The POSIX standard states that for both ERE and BRE:
Consistent with the whole match being the longest of the leftmost matches, each subpattern, from left to right, shall match the longest possible string. For this purpose, a null string shall be considered to be longer than no match at all. For example, matching the BRE "(.)." against "abcdef", the subexpression "(\1)" is "abcdef", and matching the BRE "(a*)*" against "bc", the subexpression "(\1)" is the null string.
My question: how should (a|ab)(c|bcd)(d*)
match against "abcd"?
My reading of the standard above is that the subexpression (a|ab)
should match the leftmost, longest string that keeps the whole match as long as possible, so the subexpression should match "ab". However, when I used GNU regex to search for (a|ab)(c|bcd)(d*)

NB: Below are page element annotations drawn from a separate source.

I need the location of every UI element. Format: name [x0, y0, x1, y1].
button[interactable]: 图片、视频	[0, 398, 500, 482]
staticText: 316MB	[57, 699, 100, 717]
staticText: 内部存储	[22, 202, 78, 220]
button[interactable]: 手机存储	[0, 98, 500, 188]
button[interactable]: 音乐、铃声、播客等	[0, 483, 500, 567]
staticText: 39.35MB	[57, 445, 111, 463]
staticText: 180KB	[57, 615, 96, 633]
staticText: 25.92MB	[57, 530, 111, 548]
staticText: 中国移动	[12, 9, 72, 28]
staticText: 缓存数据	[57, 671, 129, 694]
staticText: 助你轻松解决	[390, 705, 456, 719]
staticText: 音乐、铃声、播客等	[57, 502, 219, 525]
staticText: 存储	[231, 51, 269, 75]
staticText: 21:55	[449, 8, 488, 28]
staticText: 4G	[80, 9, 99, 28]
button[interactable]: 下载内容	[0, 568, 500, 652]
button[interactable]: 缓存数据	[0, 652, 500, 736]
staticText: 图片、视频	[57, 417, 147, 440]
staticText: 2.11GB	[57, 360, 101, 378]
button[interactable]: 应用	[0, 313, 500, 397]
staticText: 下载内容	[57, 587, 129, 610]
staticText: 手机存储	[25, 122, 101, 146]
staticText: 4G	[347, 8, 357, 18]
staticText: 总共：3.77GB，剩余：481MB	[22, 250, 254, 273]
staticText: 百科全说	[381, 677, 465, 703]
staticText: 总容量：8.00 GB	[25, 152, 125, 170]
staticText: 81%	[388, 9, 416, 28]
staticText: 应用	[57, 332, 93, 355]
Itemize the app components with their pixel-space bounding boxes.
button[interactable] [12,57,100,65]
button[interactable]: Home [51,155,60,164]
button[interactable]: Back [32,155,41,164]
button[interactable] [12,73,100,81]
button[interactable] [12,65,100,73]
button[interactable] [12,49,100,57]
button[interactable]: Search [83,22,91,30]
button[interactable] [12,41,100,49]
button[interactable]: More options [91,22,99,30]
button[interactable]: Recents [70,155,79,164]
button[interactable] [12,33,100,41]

in "abcd", I get the following for the first subexpression:
echo abcd | sed -E 's/(a|ab)(c|bcd)(d*)/\0, \1, \2, \3/'
abcd, a, bcd,
This example is from this page.
Here is a C++ code using Boost.Regex with regex::extended flag:
#include <boost/regex.hpp>
#include <iostream>
#include <string>
int main()
{
boost::regex_constants::syntax_option_type regex_flags =
boost::regex::extended;
std::string text = "abcd";
boost::regex expression("(a|ab)(c|bcd)(d*)", regex_flags);
boost::smatch matches {};
boost::regex_search(text, matches, expression);
for (const auto match : matches) { std::cout << match << ", "; }
std::cout << std::endl;
return 0;
}
Compiling and running, produces:
abcd, ab, c, d,
Here, consistend with the standard the subexpression (a|ab)
matches with the longest thing it can match, but in GNU regex it doesn't.